In March 2014 Pierdant’s company deepened the link – and raised fresh questions – by paying property tax not only on unit 404 but also on 304, even though it is in Rivera’s name. The latter’s tax bill for that year was $29,703.
Pierdant’s establishment of Biscayne Ocean Holdings to acquire his unit mimicked that of Rivera, who registered her own company, UNIT 304 OTO INC, to acquire hers. Pierdant and Rivera are the sole directors and owners of each company.
The nexus between the two raises concern because one of the businessman’s other companies, Grupo Pierdant, is reportedly in the running for government contracts to develop Mexico’s maritime ports.
When the Guardian phoned Pierdant to ask about the properties he hung up without explanation.
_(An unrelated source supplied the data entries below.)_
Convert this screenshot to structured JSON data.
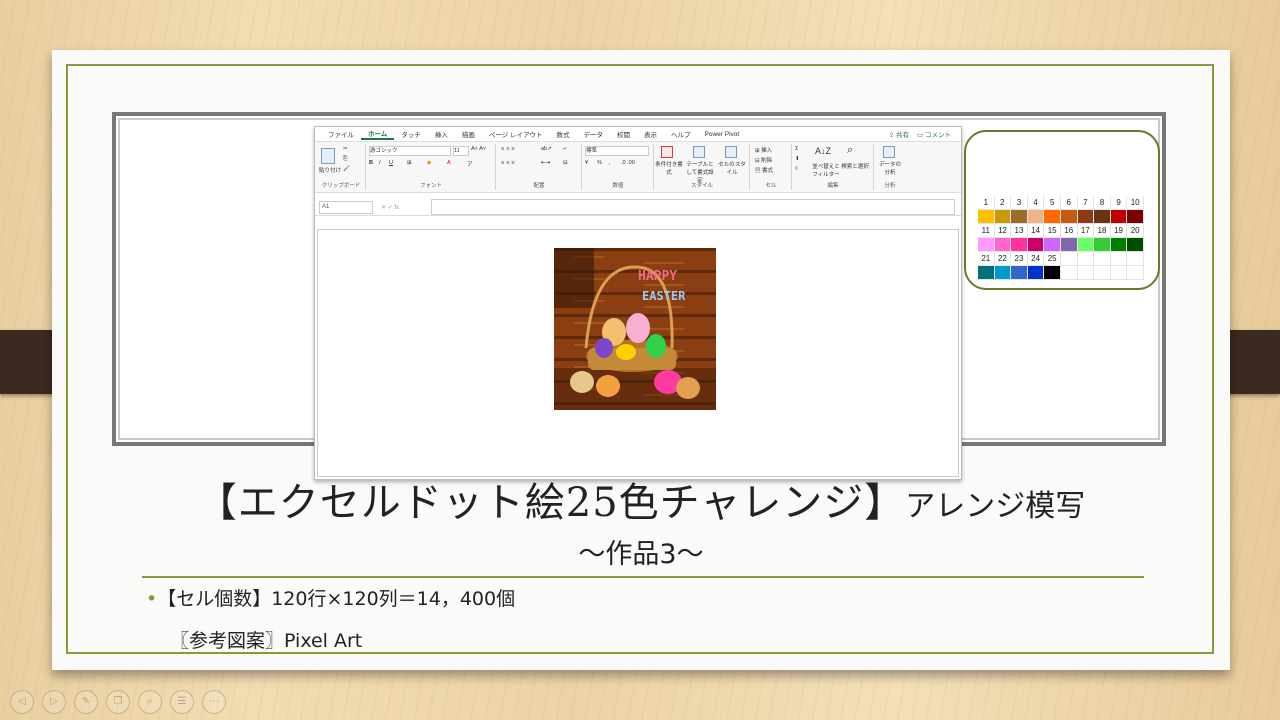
{
  "ribbon": {
    "tabs": [
      "ファイル",
      "ホーム",
      "タッチ",
      "挿入",
      "描画",
      "ページ レイアウト",
      "数式",
      "データ",
      "校閲",
      "表示",
      "ヘルプ",
      "Power Pivot"
    ],
    "active_tab": "ホーム",
    "share": "共有",
    "comment": "コメント",
    "groups": {
      "clipboard": "クリップボード",
      "font": "フォント",
      "alignment": "配置",
      "number": "数値",
      "styles": "スタイル",
      "cells": "セル",
      "editing": "編集",
      "analysis": "分析"
    },
    "paste": "貼り付け",
    "font_name": "游ゴシック",
    "font_size": "11",
    "number_format": "標準",
    "cond_format": "条件付き書式",
    "table_format": "テーブルとして書式設定",
    "cell_style": "セルのスタイル",
    "insert": "挿入",
    "delete": "削除",
    "format": "書式",
    "sort_filter": "並べ替えとフィルター",
    "find_select": "検索と選択",
    "data_analysis": "データの分析"
  },
  "formula_bar": {
    "name_box": "A1",
    "fx": "fx"
  },
  "artwork": {
    "line1": "HAPPY",
    "line2": "EASTER"
  },
  "palette": {
    "rows": [
      {
        "numbers": [
          "1",
          "2",
          "3",
          "4",
          "5",
          "6",
          "7",
          "8",
          "9",
          "10"
        ],
        "colors": [
          "#ffc000",
          "#c99a06",
          "#9c6b2c",
          "#f4b183",
          "#ff6a00",
          "#c55a11",
          "#8b3c12",
          "#6b3410",
          "#c00000",
          "#7b0000"
        ]
      },
      {
        "numbers": [
          "11",
          "12",
          "13",
          "14",
          "15",
          "16",
          "17",
          "18",
          "19",
          "20"
        ],
        "colors": [
          "#ff99ff",
          "#ff66cc",
          "#ff3399",
          "#cc0066",
          "#cc66ff",
          "#7f6aa8",
          "#66ff66",
          "#33cc33",
          "#008000",
          "#004d00"
        ]
      },
      {
        "numbers": [
          "21",
          "22",
          "23",
          "24",
          "25",
          "",
          "",
          "",
          "",
          ""
        ],
        "colors": [
          "#00707a",
          "#0099cc",
          "#3366cc",
          "#0033cc",
          "#000000",
          "",
          "",
          "",
          "",
          ""
        ]
      }
    ]
  },
  "slide": {
    "title_main": "【エクセルドット絵25色チャレンジ】",
    "title_suffix": "アレンジ模写",
    "subtitle": "～作品3～",
    "bullet": "【セル個数】120行×120列＝14，400個",
    "reference": "〖参考図案〗Pixel Art"
  },
  "nav": [
    "◁",
    "▷",
    "✎",
    "❐",
    "⌕",
    "☰",
    "⋯"
  ]
}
Peña Nieto’s office rebuffed a request for comment, saying no one was available to discuss the topic. The president’s office later rebuffed a second request by saying the first lady’s properties were a security matter.
Pierdant’s link to Mexico’s first couple will come as news to Americans who know him as the co-founder of DecoBikes, a bicycle-sharing program in Miami and San Diego.
The apparent conflict of interest between his other firm, Grupo Pierdant, and the first lady echoes that over the Casa Blanca, a modernist white mansion in Mexico’s capital with seven bedrooms, marble floors and a spa.
Outrage erupted in 2014 when it emerged Rivera was buying the mansion from Grupo Higa, a company associated with a Chinese-led consortium that won a $3.7bn government contract to build a high-speed rail link.
Rivera and her husband, who has ruled Mexico since 2012, denied any wrongdoing, saying she was paying for the house in installments from her own TV-made fortune.
However the first lady later returned the property and last month Peña Nietoapologized, saying the scandal had dented faith in the presidency and government. “For this reason, with all humility I ask your forgiveness,” he told political leaders. “I reiterate my sincere and profound apology for the offense and indignation I have caused you.”
The president made the apology as he signed into law an anti-corruption system that his PRI party hopes will boost its flagging credibility in the run-up to the 2018 presidential election.
However, Carmen Aristegui, the journalist who broke the Casa Blanca story, has been fired from her radio show and is being sued, along with her publisher, in an effort to pull the exposé from bookstores.
Disclosure of the first lady’s property arrangement in Florida may cast a fresh shadow over a ruling party which became synonymous with corruption during the 20th century.
The properties at Ocean Tower One “the most the most upscale beach front condominium on the beautiful island of Key Biscayne,” according to a realtor’s blurb – are not the only connection between the administration and Pierdant.
In 2014 the state-run national hydrocarbons commission, which regulates hydrocarbon exploration, paid the equivalent of $61,500 to the businessman’s sister, Aurora Pierdant, a lawyer, for advice on energy law.
This was despite the fact that in 2011 – the year before Peña Nieto took office – the state oil firm, Pemex, fired her as a manager for administrative negligence and violating procedure in assigning a large contact.
She was banned from the public sector for one year. Her consultancy firm’s biography describes her as an expert in drafting government contracts and bidding rules.